Although fluid instillation into the endometrial cavity enhanced endometrial visualization during transvaginal ultrasound, intrauterine lesions (e.g., polyps, fibroids and synechiae) can be diagnosed sonographically in the initial investigation without the need for fluid instillation. Using 3DUS facilitates access to the most relevant plane, and ability to visualize both the endometrium and the myometrium facilitates correct diagnosis of uterine abnormalities.
3DUS affords a more comprehensive understanding of exact the numbers, sizes and locations of intrauterine lesions. Fibroids causing uterine distortion are the most common uterine abnormalities associated with subinfertility, implantation failure and miscarriage. One of the most useful views obtained on 3DUS are views that enable a clear estimation of the relationship between the endometrium and intramural fibroids, and consider whether they distort the uterine anatomy or not.
Intrauterine adhesions have a variable appearance, ranging from small echogenic areas of focal endometrial thickening to an obliterated endometrium as in Asherman’s syndrome.
Endometrial polyps appear as persistent hyperechogenic areas with variable cystic spaces and distortion of endometrial contours.

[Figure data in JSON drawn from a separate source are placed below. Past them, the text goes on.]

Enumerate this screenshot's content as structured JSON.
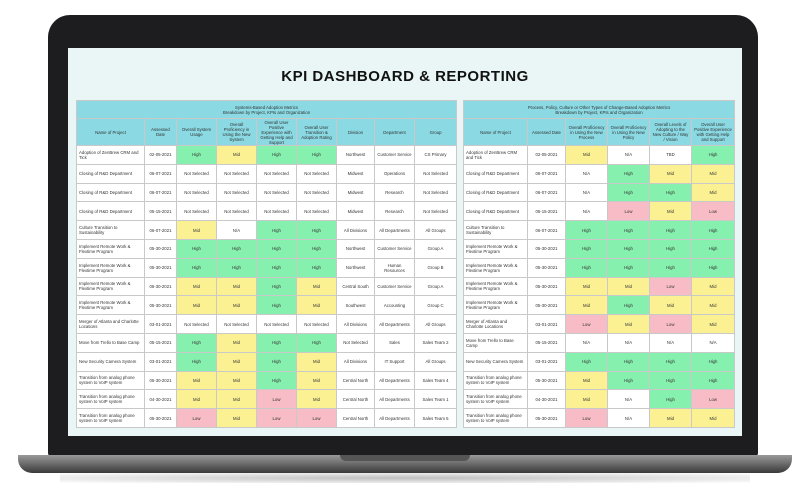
{
  "title": "KPI DASHBOARD & REPORTING",
  "rating_colors": {
    "High": "#86f0ae",
    "Mid": "#fbf193",
    "Low": "#f7bcc6"
  },
  "tables": [
    {
      "heading": [
        "Systems-Based Adoption Metrics",
        "Breakdown by Project, KPIs and Organization"
      ],
      "columns": [
        "Name of Project",
        "Assessed Date",
        "Overall System Usage",
        "Overall Proficiency in Using the New System",
        "Overall User Positive Experience with Getting Help and Support",
        "Overall User Transition & Adoption Rating",
        "Division",
        "Department",
        "Group"
      ],
      "rows": [
        [
          "Adoption of ZenBrew CRM and Tick",
          "02-05-2021",
          "High",
          "Mid",
          "High",
          "High",
          "Northwest",
          "Customer Service",
          "CS Primary"
        ],
        [
          "Closing of R&D Department",
          "06-07-2021",
          "Not Selected",
          "Not Selected",
          "Not Selected",
          "Not Selected",
          "Midwest",
          "Operations",
          "Not Selected"
        ],
        [
          "Closing of R&D Department",
          "06-07-2021",
          "Not Selected",
          "Not Selected",
          "Not Selected",
          "Not Selected",
          "Midwest",
          "Research",
          "Not Selected"
        ],
        [
          "Closing of R&D Department",
          "05-15-2021",
          "Not Selected",
          "Not Selected",
          "Not Selected",
          "Not Selected",
          "Midwest",
          "Research",
          "Not Selected"
        ],
        [
          "Culture Transition to Sustainability",
          "06-07-2021",
          "Mid",
          "N/A",
          "High",
          "High",
          "All Divisions",
          "All Departments",
          "All Groups"
        ],
        [
          "Implement Remote Work & Flextime Program",
          "05-30-2021",
          "High",
          "High",
          "High",
          "High",
          "Northwest",
          "Customer Service",
          "Group A"
        ],
        [
          "Implement Remote Work & Flextime Program",
          "05-30-2021",
          "High",
          "High",
          "High",
          "High",
          "Northwest",
          "Human Resources",
          "Group B"
        ],
        [
          "Implement Remote Work & Flextime Program",
          "05-30-2021",
          "Mid",
          "Mid",
          "High",
          "Mid",
          "Central South",
          "Customer Service",
          "Group A"
        ],
        [
          "Implement Remote Work & Flextime Program",
          "05-30-2021",
          "Mid",
          "Mid",
          "High",
          "Mid",
          "Southwest",
          "Accounting",
          "Group C"
        ],
        [
          "Merger of Atlanta and Charlotte Locations",
          "03-01-2021",
          "Not Selected",
          "Not Selected",
          "Not Selected",
          "Not Selected",
          "All Divisions",
          "All Departments",
          "All Groups"
        ],
        [
          "Move from Trello to Base Camp",
          "05-15-2021",
          "High",
          "Mid",
          "High",
          "High",
          "Not Selected",
          "Sales",
          "Sales Team 2"
        ],
        [
          "New Security Camera System",
          "03-01-2021",
          "High",
          "Mid",
          "High",
          "Mid",
          "All Divisions",
          "IT Support",
          "All Groups"
        ],
        [
          "Transition from analog phone system to VoIP system",
          "05-30-2021",
          "Mid",
          "Mid",
          "High",
          "Mid",
          "Central North",
          "All Departments",
          "Sales Team 4"
        ],
        [
          "Transition from analog phone system to VoIP system",
          "04-30-2021",
          "Mid",
          "Mid",
          "Low",
          "Mid",
          "Central North",
          "All Departments",
          "Sales Team 1"
        ],
        [
          "Transition from analog phone system to VoIP system",
          "05-30-2021",
          "Low",
          "Mid",
          "Low",
          "Low",
          "Central North",
          "All Departments",
          "Sales Team 5"
        ]
      ]
    },
    {
      "heading": [
        "Process, Policy, Culture or Other Types of Change-Based Adoption Metrics",
        "Breakdown by Project, KPIs and Organization"
      ],
      "columns": [
        "Name of Project",
        "Assessed Date",
        "Overall Proficiency in Using the New Process",
        "Overall Proficiency in Using the New Policy",
        "Overall Levels of Adopting to the New Culture / Way / Vision",
        "Overall User Positive Experience with Getting Help and Support"
      ],
      "rows": [
        [
          "Adoption of ZenBrew CRM and Tick",
          "02-05-2021",
          "Mid",
          "N/A",
          "TBD",
          "High"
        ],
        [
          "Closing of R&D Department",
          "06-07-2021",
          "N/A",
          "High",
          "Mid",
          "Mid"
        ],
        [
          "Closing of R&D Department",
          "06-07-2021",
          "N/A",
          "High",
          "High",
          "Mid"
        ],
        [
          "Closing of R&D Department",
          "05-15-2021",
          "N/A",
          "Low",
          "Mid",
          "Low"
        ],
        [
          "Culture Transition to Sustainability",
          "06-07-2021",
          "High",
          "High",
          "High",
          "High"
        ],
        [
          "Implement Remote Work & Flextime Program",
          "05-30-2021",
          "High",
          "High",
          "High",
          "High"
        ],
        [
          "Implement Remote Work & Flextime Program",
          "05-30-2021",
          "High",
          "High",
          "High",
          "High"
        ],
        [
          "Implement Remote Work & Flextime Program",
          "05-30-2021",
          "Mid",
          "Mid",
          "Low",
          "Mid"
        ],
        [
          "Implement Remote Work & Flextime Program",
          "05-30-2021",
          "Mid",
          "High",
          "Mid",
          "Mid"
        ],
        [
          "Merger of Atlanta and Charlotte Locations",
          "03-01-2021",
          "Low",
          "Mid",
          "Low",
          "Mid"
        ],
        [
          "Move from Trello to Base Camp",
          "05-15-2021",
          "N/A",
          "N/A",
          "N/A",
          "N/A"
        ],
        [
          "New Security Camera System",
          "03-01-2021",
          "High",
          "High",
          "High",
          "High"
        ],
        [
          "Transition from analog phone system to VoIP system",
          "05-30-2021",
          "Mid",
          "High",
          "High",
          "High"
        ],
        [
          "Transition from analog phone system to VoIP system",
          "04-30-2021",
          "Mid",
          "N/A",
          "High",
          "Low"
        ],
        [
          "Transition from analog phone system to VoIP system",
          "05-30-2021",
          "Low",
          "N/A",
          "Mid",
          "Mid"
        ]
      ]
    }
  ]
}
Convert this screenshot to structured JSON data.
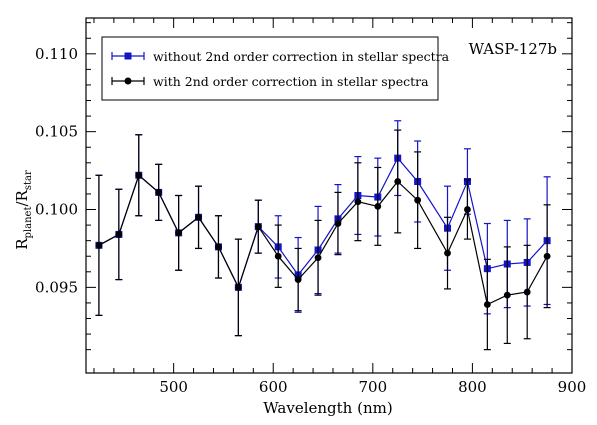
{
  "chart_data": {
    "type": "line",
    "annotation": "WASP-127b",
    "xlabel": "Wavelength (nm)",
    "ylabel": {
      "base": "R",
      "sub1": "planet",
      "sep": "/R",
      "sub2": "star"
    },
    "xlim": [
      412,
      900
    ],
    "ylim": [
      0.0895,
      0.1123
    ],
    "xticks": [
      500,
      600,
      700,
      800,
      900
    ],
    "yticks": [
      0.095,
      0.1,
      0.105,
      0.11
    ],
    "ytick_labels": [
      "0.095",
      "0.100",
      "0.105",
      "0.110"
    ],
    "grid": false,
    "legend_position": "top-left",
    "series": [
      {
        "name": "with 2nd order correction in stellar spectra",
        "color": "#000000",
        "marker": "circle",
        "x": [
          425,
          445,
          465,
          485,
          505,
          525,
          545,
          565,
          585,
          605,
          625,
          645,
          665,
          685,
          705,
          725,
          745,
          775,
          795,
          815,
          835,
          855,
          875
        ],
        "y": [
          0.0977,
          0.0984,
          0.1022,
          0.1011,
          0.0985,
          0.0995,
          0.0976,
          0.095,
          0.0989,
          0.097,
          0.0955,
          0.0969,
          0.0991,
          0.1005,
          0.1002,
          0.1018,
          0.1006,
          0.0972,
          0.1,
          0.0939,
          0.0945,
          0.0947,
          0.097
        ],
        "yerr": [
          0.0045,
          0.0029,
          0.0026,
          0.0018,
          0.0024,
          0.002,
          0.002,
          0.0031,
          0.0017,
          0.002,
          0.002,
          0.0024,
          0.002,
          0.0025,
          0.0025,
          0.0033,
          0.0031,
          0.0023,
          0.0019,
          0.0029,
          0.0031,
          0.003,
          0.0033
        ]
      },
      {
        "name": "without 2nd order correction in stellar spectra",
        "color": "#1414c8",
        "marker": "square",
        "x": [
          425,
          445,
          465,
          485,
          505,
          525,
          545,
          565,
          585,
          605,
          625,
          645,
          665,
          685,
          705,
          725,
          745,
          775,
          795,
          815,
          835,
          855,
          875
        ],
        "y": [
          0.0977,
          0.0984,
          0.1022,
          0.1011,
          0.0985,
          0.0995,
          0.0976,
          0.095,
          0.0989,
          0.0976,
          0.0958,
          0.0974,
          0.0994,
          0.1009,
          0.1008,
          0.1033,
          0.1018,
          0.0988,
          0.1018,
          0.0962,
          0.0965,
          0.0966,
          0.098
        ],
        "yerr": [
          0.0045,
          0.0029,
          0.0026,
          0.0018,
          0.0024,
          0.002,
          0.002,
          0.0031,
          0.0017,
          0.002,
          0.0024,
          0.0028,
          0.0022,
          0.0025,
          0.0025,
          0.0024,
          0.0026,
          0.0027,
          0.0021,
          0.0029,
          0.0028,
          0.0028,
          0.0041
        ]
      }
    ]
  }
}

They are best visualized during the mid-cycle and not readily seen during the mid-luteal scan cycle when the endometrial layer is thick (12) (Fig 3A-D).
Comparison of three-dimensional ultrasound and HSG imaging in cases of intrauterine lesions: A. Obliteration of the uterine cavity due to severe synechiae, B. Moderately extensive synechiae involving ½ of the uterine cavity, C. Endometrial polyp in the fundal area, D. Marked distortion and deformity of the uterine cavity caused by an intramural myoma bulging to the cavity.
3DUS, which has the ability to visualize surfaces three dimensionally, has recently become available for endometrial volume measurement. Ultrasonographic assessment of the endometrium is an important investigative tool in the assessment of endometrial receptivity. Endometrial volume is a useful criterion in predicting embryo implantation success and pregnancy rate in patients undergoing in vitro fertilization (IVF).
Volume estimation of the endometrium is easily made because of good contrast between endometrial tissue and myometrium. 3DUS allows us to calculate the endometrial volume by manual delineation of the endometrium (13) (Fig 4).
Three dimensional volume calculation of endometrium in multiplanar display.
Endovaginal 3DUS is a non-invasive, outpatient diagnostic modality which enables a detailed assessment of uterine morphology and is superior to other techniques used for the same purpose. Because of the high level of agreement between 3DUS and hysterosalpingography, MRI, hysteroscopy and laparoscopy, therefore 3DUS has recently become the only mandatory step in the initial investigation of MDA and intrauterine lesions to assess whether hysteroscopic evaluation of the endometrial cavity is indicated.